Search code examples
rpcar-caret

How to obtain principal component % variance explained in R? prcomp() and preProcess() comparison


I know that PCA can be conducted with the prcomp() function in base R, or with the preProcess() function in the caret package, amongst others.

Firstly, am I right in saying that if we just use the default settings for operations of type prcomp(<SOME_MATRIX>) or preProcess(<SOME_MATRIX>, method = "pca"), then the only difference in our results is that prcomp() does not centre and scale the data before conducting PCA, and preProcess() does? Therefore, do prcomp(scale(<SOME_MATRIX>)) and preProcess(<SOME_MATRIX>, method = "pca") output the same thing?

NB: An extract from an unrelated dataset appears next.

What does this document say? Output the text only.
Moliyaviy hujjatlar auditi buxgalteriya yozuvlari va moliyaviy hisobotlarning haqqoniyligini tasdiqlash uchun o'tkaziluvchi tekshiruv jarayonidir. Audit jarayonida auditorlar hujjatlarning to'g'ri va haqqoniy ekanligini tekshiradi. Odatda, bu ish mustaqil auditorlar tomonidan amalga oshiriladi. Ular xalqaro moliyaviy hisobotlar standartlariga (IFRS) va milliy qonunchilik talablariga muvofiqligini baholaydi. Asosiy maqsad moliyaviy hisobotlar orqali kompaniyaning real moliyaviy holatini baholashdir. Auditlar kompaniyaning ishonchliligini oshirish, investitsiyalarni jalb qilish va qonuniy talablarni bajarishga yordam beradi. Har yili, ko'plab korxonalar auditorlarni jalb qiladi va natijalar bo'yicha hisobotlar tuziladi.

Secondly, and more importantly, how can we obtain the % variance explained by each PC from the output of either prcomp() or preProcess()? From both of these outputs I can see things like the means, standard deviations or rotations, but I think these refer just to the 'old' variables. Where is the information about the 'new' PCs and how much variance they account for?

This might come in useful if, for example, I am using preProcess(<SOME_MATRIX>, method = "pca", thresh = 0.8) and this returns 6 PCs, but I find that the first 5 PCs explain a total of 79.5% of the variance. Then I might be inclined not to include all 6 PCs.


Solution

  • Since your first question has already been answered, here the answer to your second question for prcomp. We can get the % variance explained by each PC by calling summary:

    df <- iris[1:4]
    pca_res <- prcomp(df, scale. = TRUE)
    summ <- summary(pca_res)
    summ
    
    #Importance of components:
    #                          PC1    PC2     PC3     PC4
    #Standard deviation     1.7084 0.9560 0.38309 0.14393
    #Proportion of Variance 0.7296 0.2285 0.03669 0.00518
    #Cumulative Proportion  0.7296 0.9581 0.99482 1.00000
    
    summ$importance[2,]
    # PC1     PC2     PC3     PC4 
    #0.72962 0.22851 0.03669 0.00518
    

    From what I know this information is not available when using the caret package (see issue discussed here):

    mod <- train(Species ~ ., data = iris, method = "knn",
                                preProc = c("center", "scale", "pca"))
    str(mod$preProcess) 
    
    
    List of 22
     $ dim              : int [1:2] 150 4
     $ bc               : NULL
     $ yj               : NULL
     $ et               : NULL
     $ invHyperbolicSine: NULL
     $ mean             : Named num [1:4] 5.84 3.06 3.76 1.2
      ..- attr(*, "names")= chr [1:4] "Sepal.Length" "Sepal.Width" "Petal.Length" "Petal.Width"
     $ std              : Named num [1:4] 0.828 0.436 1.765 0.762
      ..- attr(*, "names")= chr [1:4] "Sepal.Length" "Sepal.Width" "Petal.Length" "Petal.Width"
     $ ranges           : NULL
     $ rotation         : num [1:4, 1:2] 0.521 -0.269 0.58 0.565 -0.377 ...
      ..- attr(*, "dimnames")=List of 2
      .. ..$ : chr [1:4] "Sepal.Length" "Sepal.Width" "Petal.Length" "Petal.Width"
      .. ..$ : chr [1:2] "PC1" "PC2"
     $ method           :List of 4
      ..$ center: chr [1:4] "Sepal.Length" "Sepal.Width" "Petal.Length" "Petal.Width"
      ..$ scale : chr [1:4] "Sepal.Length" "Sepal.Width" "Petal.Length" "Petal.Width"
      ..$ pca   : chr [1:4] "Sepal.Length" "Sepal.Width" "Petal.Length" "Petal.Width"
      ..$ ignore: chr(0) 
     $ thresh           : num 0.95
     $ pcaComp          : NULL
     $ numComp          : num 2
     $ ica              : NULL
     $ wildcards        :List of 2
      ..$ PCA: chr(0) 
      ..$ ICA: chr(0) 
     $ k                : num 5
     $ knnSummary       :function (x, ...)  
     $ bagImp           : NULL
     $ median           : NULL
     $ data             : NULL
     $ rangeBounds      : num [1:2] 0 1
     $ call             : chr "scrubed"
     - attr(*, "class")= chr "preProcess"